ABC Rural News – Watch Out for Q Fever

Dr Steven Graves, of the John Hunter Hospital in Newcastle – Audio Interview

Australian health experts are taking serious lessons from an outbreak of Q fever in goats and people in the Netherlands in 2010.
The disease spread from milking goats, with infected straw spread over tulip fields, and dust blowing over the local community.

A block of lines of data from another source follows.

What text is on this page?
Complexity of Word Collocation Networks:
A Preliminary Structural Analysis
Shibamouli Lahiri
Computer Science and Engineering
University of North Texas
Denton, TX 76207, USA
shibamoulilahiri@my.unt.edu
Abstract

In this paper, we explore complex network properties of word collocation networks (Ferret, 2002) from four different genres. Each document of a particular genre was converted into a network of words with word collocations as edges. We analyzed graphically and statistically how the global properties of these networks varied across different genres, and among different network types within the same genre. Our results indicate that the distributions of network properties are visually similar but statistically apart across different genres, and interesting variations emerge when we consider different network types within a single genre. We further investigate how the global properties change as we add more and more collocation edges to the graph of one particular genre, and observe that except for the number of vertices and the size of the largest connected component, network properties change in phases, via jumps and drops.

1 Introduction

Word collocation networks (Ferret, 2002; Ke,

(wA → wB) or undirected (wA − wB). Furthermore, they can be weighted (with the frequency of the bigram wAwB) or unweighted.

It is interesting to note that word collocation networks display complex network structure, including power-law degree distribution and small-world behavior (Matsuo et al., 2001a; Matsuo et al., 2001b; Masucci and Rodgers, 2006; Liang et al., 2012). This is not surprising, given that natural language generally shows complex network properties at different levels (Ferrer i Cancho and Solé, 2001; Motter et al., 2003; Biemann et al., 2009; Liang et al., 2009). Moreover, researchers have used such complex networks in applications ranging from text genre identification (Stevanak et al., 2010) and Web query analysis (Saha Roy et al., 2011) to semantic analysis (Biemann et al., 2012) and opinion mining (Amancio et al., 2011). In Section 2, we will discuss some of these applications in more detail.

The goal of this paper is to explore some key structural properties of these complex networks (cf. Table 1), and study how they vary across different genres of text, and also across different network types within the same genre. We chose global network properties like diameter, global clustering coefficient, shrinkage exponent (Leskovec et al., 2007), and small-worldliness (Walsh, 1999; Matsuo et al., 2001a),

It took two years to realise that it was Q fever, by which time 12 people died and 4,000 were sick, as the vets hadn’t warned the local doctors to test for it.
Dr Steven Graves, of the John Hunter Hospital in Newcastle, says all Australian regional doctors should watch out for symptoms.
“If somebody presents with a fever or pneumonia, they might have Q fever,” he said.
“You don’t have to have direct contact with animals. Fifty per cent of the cases I see the person’s got no contact with animals, it just comes through the air.”
About 400 people get Q fever a year in Australia, as a conservative estimate.
Australia has a vaccine for Q fever, developed by an Adelaide researcher.
People needing a vaccine are first tested for prior exposure.
In a recent trip to the Netherlands, Dr Graves suggested to the Dutch authorities that they buy Australia’s vaccine for the population, but his suggestion was rejected.
“80 per cent of all human diseases actually originate from animals.
“That’s what zoonosis is and that’s what One Health movement is all about.
“If just one doctor and one vet had played golf together in Holland, during the early stage of the outbreak everyone would have known about it. They didn’t talk to one another.”